What are they like to drive?
They feel as different on the road as their mechanical differences suggest. The Type R is the more focused car, even without the +R mode activated, which brings heavier steering, a quicker accelerator response and stiffer suspension. It turns in to corners aggressively, stays relatively flat as it does so and its steering gives a decent amount of feedback.
In fact, the Type R’s excellent steering makes it as easy to guide on a motorway as aim with precision at the apex of a corner, although the inevitable shortcomings of such a powerful front-wheel-drive car do come to light when you accelerate really hard, because the steering wheel squirms around in your hands a little – a phenomenon that’s known as 'torque steer'.
Does the Honda handle better than the BMW? Well, the M140i feels very relaxed in Comfort mode, which minimises the steering effort needed and makes the car easier to drive smoothly. However, select Sport or Sport+ and it comes to life. Subtle suspension upgrades have made it less likely for the rear end to break away, but the steering can still feel too light through fast corners, and it doesn’t provide quite as much feedback as the Type R’s.
However, the M140i’s rear-wheel-drive layout makes it the more entertaining car to drive hard; it’s light-footed and playful yet seriously capable, whereas the Type R is entertaining in a scrappy way and, steering aside, less involving.
The engine in the M140i is a peach, too. There are no obvious surges in acceleration as the turbocharger starts to do its work, and the M140i is the much quicker car in a straight line; it’ll hit 60mph from a standstill almost a second faster. Still, the Type R’s engine has its merits. There’s a frantic sense to the way it revs, and the F1-style shift lights start to illuminate as you approach the 7000rpm limiter. Blink and it’ll be time for the next gearshift, which is more satisfying and shorter in its throw than its rival’s.
The cars’ differing characters continue when it comes to comfort. Our BMW came with optional £515 adaptive dampers, but the variation between suspension settings is subtle, and even in the firmest mode it delivers a remarkably supple ride.
That’s not to say the Honda is as hardcore as its winged, blistered and vented appearance would suggest. The dampers soften bumps effectively and broken surfaces don’t have the Type R fidgeting too much. It feels firm over sharp-edged potholes, but anyone in the market for a hard-nosed hot hatch is unlikely to complain.
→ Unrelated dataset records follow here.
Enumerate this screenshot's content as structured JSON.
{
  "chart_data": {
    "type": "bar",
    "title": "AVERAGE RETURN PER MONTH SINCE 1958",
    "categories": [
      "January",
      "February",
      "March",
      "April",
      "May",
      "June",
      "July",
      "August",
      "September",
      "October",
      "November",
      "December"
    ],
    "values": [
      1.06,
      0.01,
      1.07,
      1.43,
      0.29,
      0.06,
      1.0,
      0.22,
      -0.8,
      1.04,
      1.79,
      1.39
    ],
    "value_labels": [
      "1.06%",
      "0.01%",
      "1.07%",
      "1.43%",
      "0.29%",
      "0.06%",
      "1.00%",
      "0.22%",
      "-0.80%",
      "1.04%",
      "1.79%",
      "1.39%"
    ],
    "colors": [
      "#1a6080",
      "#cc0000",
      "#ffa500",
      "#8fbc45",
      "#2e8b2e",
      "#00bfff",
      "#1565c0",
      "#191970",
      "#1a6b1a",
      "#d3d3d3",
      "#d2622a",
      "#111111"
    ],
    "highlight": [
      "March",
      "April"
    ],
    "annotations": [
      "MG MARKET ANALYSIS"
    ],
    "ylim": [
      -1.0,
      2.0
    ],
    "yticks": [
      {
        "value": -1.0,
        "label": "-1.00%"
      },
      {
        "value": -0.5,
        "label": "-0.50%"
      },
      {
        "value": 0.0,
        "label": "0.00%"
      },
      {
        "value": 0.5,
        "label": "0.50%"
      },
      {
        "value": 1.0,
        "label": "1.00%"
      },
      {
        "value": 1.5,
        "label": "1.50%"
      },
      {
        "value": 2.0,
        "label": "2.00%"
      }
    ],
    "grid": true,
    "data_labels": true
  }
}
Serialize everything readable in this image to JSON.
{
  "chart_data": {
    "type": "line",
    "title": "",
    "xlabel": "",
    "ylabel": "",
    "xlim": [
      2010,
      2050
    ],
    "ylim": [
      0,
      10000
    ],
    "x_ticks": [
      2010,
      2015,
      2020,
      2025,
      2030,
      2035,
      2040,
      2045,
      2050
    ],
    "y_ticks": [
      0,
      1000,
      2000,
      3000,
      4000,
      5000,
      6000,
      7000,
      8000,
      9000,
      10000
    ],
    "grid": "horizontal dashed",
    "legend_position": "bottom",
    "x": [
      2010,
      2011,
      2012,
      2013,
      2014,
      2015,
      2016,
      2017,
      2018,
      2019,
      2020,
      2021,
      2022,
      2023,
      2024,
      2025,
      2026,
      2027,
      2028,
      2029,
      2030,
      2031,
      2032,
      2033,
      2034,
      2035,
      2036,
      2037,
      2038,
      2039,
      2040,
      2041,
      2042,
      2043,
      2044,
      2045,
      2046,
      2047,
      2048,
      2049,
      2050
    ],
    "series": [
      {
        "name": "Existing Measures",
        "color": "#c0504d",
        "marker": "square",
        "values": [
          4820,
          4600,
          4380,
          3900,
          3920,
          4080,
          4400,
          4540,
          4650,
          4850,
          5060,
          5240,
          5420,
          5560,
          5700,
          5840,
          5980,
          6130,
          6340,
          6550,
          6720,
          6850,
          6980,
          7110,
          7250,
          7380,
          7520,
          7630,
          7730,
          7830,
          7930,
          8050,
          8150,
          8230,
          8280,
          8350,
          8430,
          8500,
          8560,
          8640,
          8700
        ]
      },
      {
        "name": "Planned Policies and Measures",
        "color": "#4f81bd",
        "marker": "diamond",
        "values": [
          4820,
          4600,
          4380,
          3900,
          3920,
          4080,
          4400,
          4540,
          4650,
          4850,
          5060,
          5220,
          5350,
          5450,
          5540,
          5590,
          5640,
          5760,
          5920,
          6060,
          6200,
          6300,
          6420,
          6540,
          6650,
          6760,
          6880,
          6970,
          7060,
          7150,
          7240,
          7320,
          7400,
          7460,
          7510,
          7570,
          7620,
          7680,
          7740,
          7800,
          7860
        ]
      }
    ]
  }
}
So, the M140i is faster, more fun in vigorous use and easier to live with the rest of the time. It’s also more refined. The Type R’s theatrical engine rasp, and the pronounced hiss as you lift off the throttle is great fun, but at a steady 70mph the engine quickly becomes tiring. By contrast, the M140i emits an encouraging, bassy warble when you want it to, but just a distant hum on the motorway, and there’s significantly less road noise, too.